Rojas has presented at major conferences in the United States and throughout the world. She is the author of several ASCD publications, including Strategies for Success with English Language Learners (ASCD, 2007) and the ESL Teachers and Educating English Language Learners: Connecting Language, Literacy, and Culture DVD Series (ASCD, 2010).

Rojas holds an EdD in philosophy, an MEd in applied linguistics and TESOL, and a BS in language education.

Workshop #2

What Do Teachers and Administrators Need to Know About Learning?

Rami Madani, Director of Learning,
The International School of Kuala Lumpur, Malaysia

About the Workshop

The workshop approaches ‘learning’ through a practical lens. It aims to consolidate a range of research around learning and present it in a manner that makes practical sense to educators. The workshop first establishes a common “understanding” of learning and then applies this understanding to various components of the learning process: planning, instruction, assessment, feedback, and observing learning when visiting classrooms. Participants will reflect on their own practice and receive feedback that helps them further refine their practices and shape their identity as educators.

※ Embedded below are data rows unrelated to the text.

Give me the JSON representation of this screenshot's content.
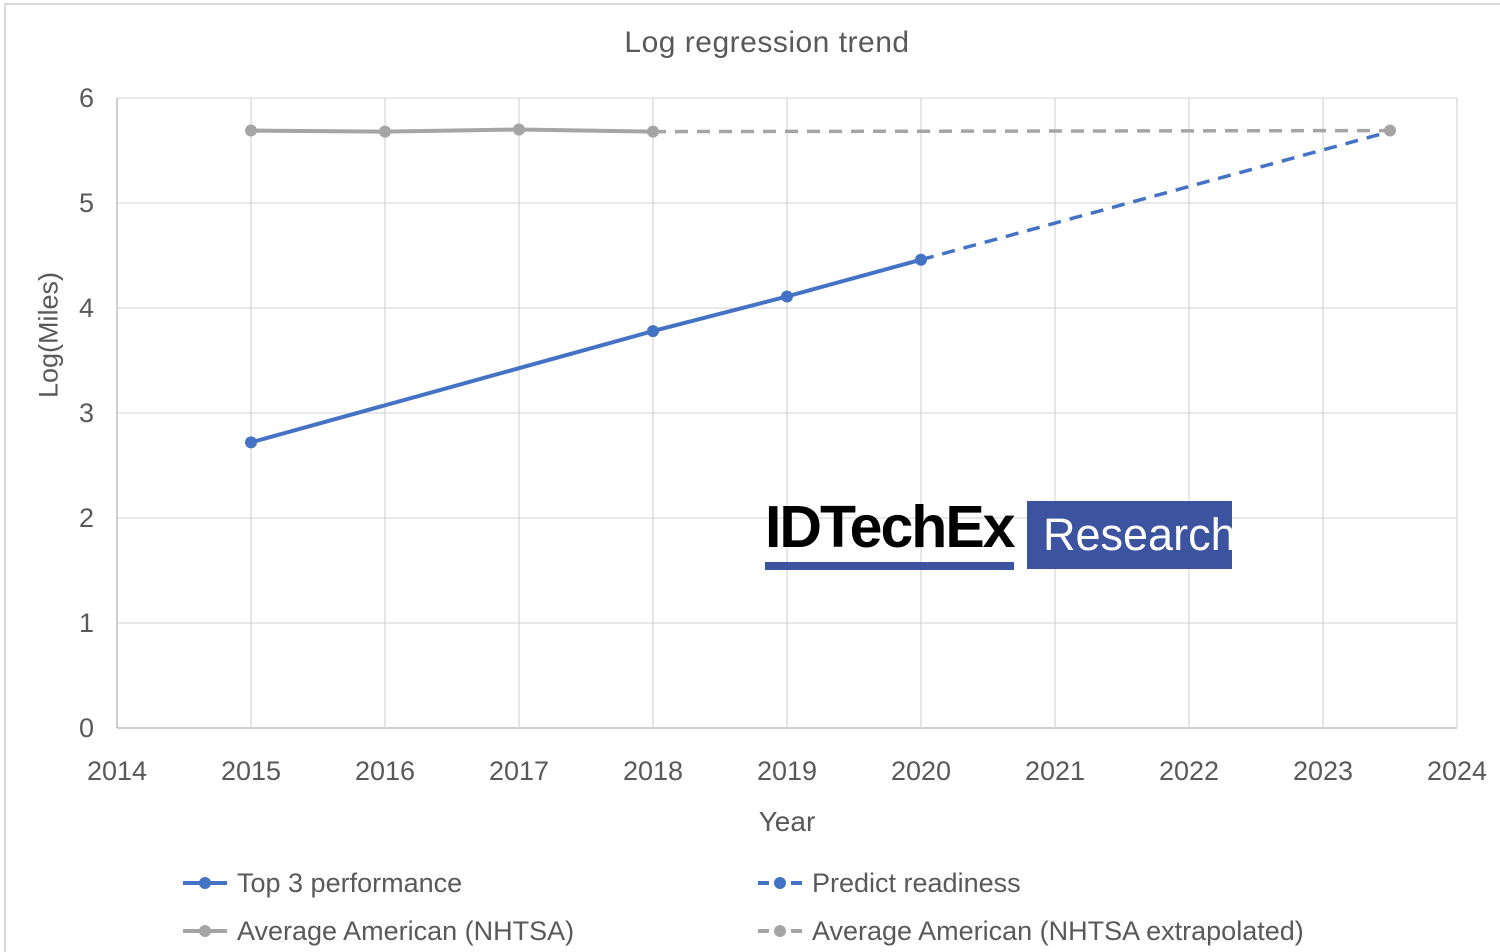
{
  "chart_data": {
    "type": "line",
    "title": "Log regression trend",
    "xlabel": "Year",
    "ylabel": "Log(Miles)",
    "xlim": [
      2014,
      2024
    ],
    "ylim": [
      0,
      6
    ],
    "x_ticks": [
      "2014",
      "2015",
      "2016",
      "2017",
      "2018",
      "2019",
      "2020",
      "2021",
      "2022",
      "2023",
      "2024"
    ],
    "x_tick_values": [
      2014,
      2015,
      2016,
      2017,
      2018,
      2019,
      2020,
      2021,
      2022,
      2023,
      2024
    ],
    "y_ticks": [
      "0",
      "1",
      "2",
      "3",
      "4",
      "5",
      "6"
    ],
    "y_tick_values": [
      0,
      1,
      2,
      3,
      4,
      5,
      6
    ],
    "grid": true,
    "legend_position": "bottom",
    "series": [
      {
        "name": "Top 3 performance",
        "color": "#4472c4",
        "style": "solid",
        "markers": true,
        "end_marker": false,
        "points": [
          [
            2015,
            2.72
          ],
          [
            2018,
            3.78
          ],
          [
            2019,
            4.11
          ],
          [
            2020,
            4.46
          ]
        ]
      },
      {
        "name": "Predict readiness",
        "color": "#4472c4",
        "style": "dashed",
        "markers": false,
        "end_marker": false,
        "points": [
          [
            2020,
            4.46
          ],
          [
            2023.5,
            5.68
          ]
        ]
      },
      {
        "name": "Average American (NHTSA)",
        "color": "#a5a5a5",
        "style": "solid",
        "markers": true,
        "end_marker": false,
        "points": [
          [
            2015,
            5.69
          ],
          [
            2016,
            5.68
          ],
          [
            2017,
            5.7
          ],
          [
            2018,
            5.68
          ]
        ]
      },
      {
        "name": "Average American (NHTSA extrapolated)",
        "color": "#a5a5a5",
        "style": "dashed",
        "markers": false,
        "end_marker": true,
        "points": [
          [
            2018,
            5.68
          ],
          [
            2023.5,
            5.69
          ]
        ]
      }
    ]
  },
  "logo": {
    "brand": "IDTechEx",
    "product": "Research",
    "accent_color": "#3c53a0"
  },
  "colors": {
    "text": "#595959",
    "gridline": "#d9d9d9",
    "axis_line": "#bfbfbf",
    "background": "#ffffff",
    "frame_border": "#d9d9d9",
    "series_blue": "#4472c4",
    "series_gray": "#a5a5a5"
  }
}
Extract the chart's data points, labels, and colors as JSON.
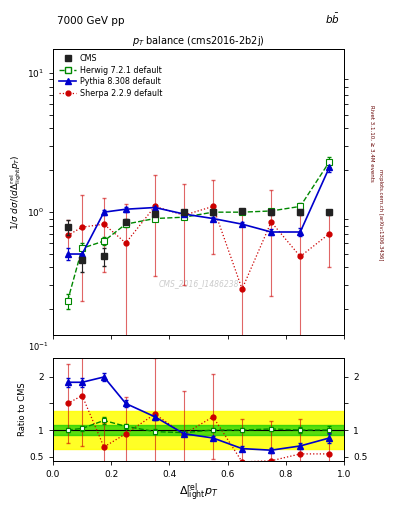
{
  "title_top_left": "7000 GeV pp",
  "title_top_right": "b$\\bar{b}$",
  "title_main": "p_T  balance (cms2016-2b2j)",
  "ylabel_main": "1/σ dσ/(dΔ_light^rel p_T)",
  "ylabel_ratio": "Ratio to CMS",
  "xlabel": "Δ_light^rel p_T",
  "watermark": "CMS_2016_I1486238",
  "right_label1": "Rivet 3.1.10, ≥ 3.4M events",
  "right_label2": "mcplots.cern.ch [arXiv:1306.3436]",
  "cms_x": [
    0.05,
    0.1,
    0.175,
    0.25,
    0.35,
    0.45,
    0.55,
    0.65,
    0.75,
    0.85,
    0.95
  ],
  "cms_y": [
    0.78,
    0.45,
    0.48,
    0.85,
    0.97,
    1.0,
    1.0,
    1.02,
    1.0,
    1.0,
    1.0
  ],
  "cms_yerr": [
    0.1,
    0.08,
    0.07,
    0.05,
    0.05,
    0.04,
    0.04,
    0.04,
    0.04,
    0.04,
    0.04
  ],
  "herwig_x": [
    0.05,
    0.1,
    0.175,
    0.25,
    0.35,
    0.45,
    0.55,
    0.65,
    0.75,
    0.85,
    0.95
  ],
  "herwig_y": [
    0.23,
    0.55,
    0.62,
    0.82,
    0.9,
    0.92,
    1.0,
    1.0,
    1.02,
    1.1,
    2.3
  ],
  "herwig_yerr": [
    0.03,
    0.05,
    0.04,
    0.04,
    0.04,
    0.03,
    0.03,
    0.03,
    0.04,
    0.06,
    0.18
  ],
  "pythia_x": [
    0.05,
    0.1,
    0.175,
    0.25,
    0.35,
    0.45,
    0.55,
    0.65,
    0.75,
    0.85,
    0.95
  ],
  "pythia_y": [
    0.5,
    0.5,
    1.0,
    1.05,
    1.08,
    0.97,
    0.9,
    0.82,
    0.72,
    0.72,
    2.1
  ],
  "pythia_yerr": [
    0.05,
    0.05,
    0.04,
    0.04,
    0.04,
    0.03,
    0.03,
    0.03,
    0.04,
    0.05,
    0.14
  ],
  "sherpa_x": [
    0.05,
    0.1,
    0.175,
    0.25,
    0.35,
    0.45,
    0.55,
    0.65,
    0.75,
    0.85,
    0.95
  ],
  "sherpa_y": [
    0.68,
    0.78,
    0.82,
    0.6,
    1.1,
    0.95,
    1.1,
    0.28,
    0.85,
    0.48,
    0.7
  ],
  "sherpa_yerr": [
    0.2,
    0.55,
    0.45,
    0.55,
    0.75,
    0.65,
    0.6,
    0.7,
    0.6,
    0.55,
    0.3
  ],
  "ratio_herwig_x": [
    0.05,
    0.1,
    0.175,
    0.25,
    0.35,
    0.45,
    0.55,
    0.65,
    0.75,
    0.85,
    0.95
  ],
  "ratio_herwig_y": [
    1.0,
    1.03,
    1.18,
    1.07,
    0.97,
    0.95,
    1.0,
    1.0,
    1.02,
    1.0,
    1.0
  ],
  "ratio_herwig_yerr": [
    0.03,
    0.05,
    0.06,
    0.05,
    0.04,
    0.03,
    0.03,
    0.03,
    0.04,
    0.05,
    0.08
  ],
  "ratio_pythia_x": [
    0.05,
    0.1,
    0.175,
    0.25,
    0.35,
    0.45,
    0.55,
    0.65,
    0.75,
    0.85,
    0.95
  ],
  "ratio_pythia_y": [
    1.9,
    1.9,
    2.0,
    1.5,
    1.25,
    0.93,
    0.85,
    0.65,
    0.62,
    0.7,
    0.85
  ],
  "ratio_pythia_yerr": [
    0.08,
    0.08,
    0.08,
    0.07,
    0.06,
    0.04,
    0.04,
    0.04,
    0.05,
    0.06,
    0.09
  ],
  "ratio_sherpa_x": [
    0.05,
    0.1,
    0.175,
    0.25,
    0.35,
    0.45,
    0.55,
    0.65,
    0.75,
    0.85,
    0.95
  ],
  "ratio_sherpa_y": [
    1.5,
    1.65,
    0.68,
    0.93,
    1.3,
    0.92,
    1.25,
    0.4,
    0.42,
    0.55,
    0.55
  ],
  "ratio_sherpa_yerr": [
    0.75,
    0.95,
    0.45,
    0.7,
    1.05,
    0.82,
    0.8,
    0.8,
    0.75,
    0.65,
    0.4
  ],
  "cms_color": "#222222",
  "herwig_color": "#008800",
  "pythia_color": "#0000cc",
  "sherpa_color": "#cc0000",
  "band_green_lo": 0.9,
  "band_green_hi": 1.1,
  "band_yellow_lo": 0.65,
  "band_yellow_hi": 1.35,
  "xlim": [
    0.0,
    1.0
  ],
  "ylim_main_lo": 0.13,
  "ylim_main_hi": 15.0,
  "ylim_ratio_lo": 0.42,
  "ylim_ratio_hi": 2.35
}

The cost of this workshop is $700.

Read More about the Workshop

The workshop uses the ‘learning lens’ to address several core questions, such as How do we know when learning is happening with our students? What do we look for? How do we act when our intended learning isn’t accessible, or is too easy for our students? What is worth learning and how do we know? How do we design units and learning experiences that address the ‘non-negotiable’ curriculum and allow for whitespace and student autonomy? What are the ‘look fors’ when it comes to further improving instructional practices? What type of feedback is most meaningful for students? How best do we observe learning when visiting other classrooms? How can we have meaningful conversation about what we observed?

Who should attend?

  • Elementary, middle, and high school classroom teachers
  • Elementary, middle, and high school curriculum and learning coaches
  • Elementary, middle, and high school administrators

Workshop Goals and Takeaways

In this three-day workshop, participants will:

  • Develop the ability to define learning and to know when and how it is happening. This skill helps teachers and administrators develop confidence in knowing, in real time, when learning is happening. It also enables them to respond when learning isn’t at the ‘right’ level for the students.
  • Clearly differentiate between the conditions essential for acquiring knowledge, skill, and understanding. Since these three elements are different components of learning, they require different considerations when it comes to planning, instruction, and assessment.
  • Develop understanding of what is worth learning and how that might fit in the ‘non-negotiable’ curriculum. Several leading organizations and educational experts have studied this area at length. This workshop will share a summary of this research and provide participants with tools to use in their lessons.
  • Be able to plan learning experiences that are most appropriate to the type of desired learning.
  • Reflect on their instructional practices and consider possible enhancements to make these more learning-focused.
  • Refine what teacher and student autonomy within the ‘non-negotiable’ curriculum might mean. This aspect of learning is key to the development of life-worthy skills.
  • Develop the ability to give meaningful feedback on learning.
  • Learn protocols that support learning observation in classrooms of other colleagues and how to give meaningful feedback to the teacher.

About Rami Madani

Rami Madani is the Director of Learning at the International School of Kuala Lumpur, Malaysia. Prior to that he worked in international schools in Yemen, Zambia, and India, serving students and faculty at all school levels.

He has taught subjects ranging from Mathematics to Music to Theory of Knowledge. He served as a secondary school principal, dean of students, and department head in various international schools.

Rami has designed a variety of professional development and training programs for teachers.

In addition, he is an IB Diploma consultant and is passionate about aligning a school's systems with its mission, and ensuring that teaching and learning is the focus of what schools do.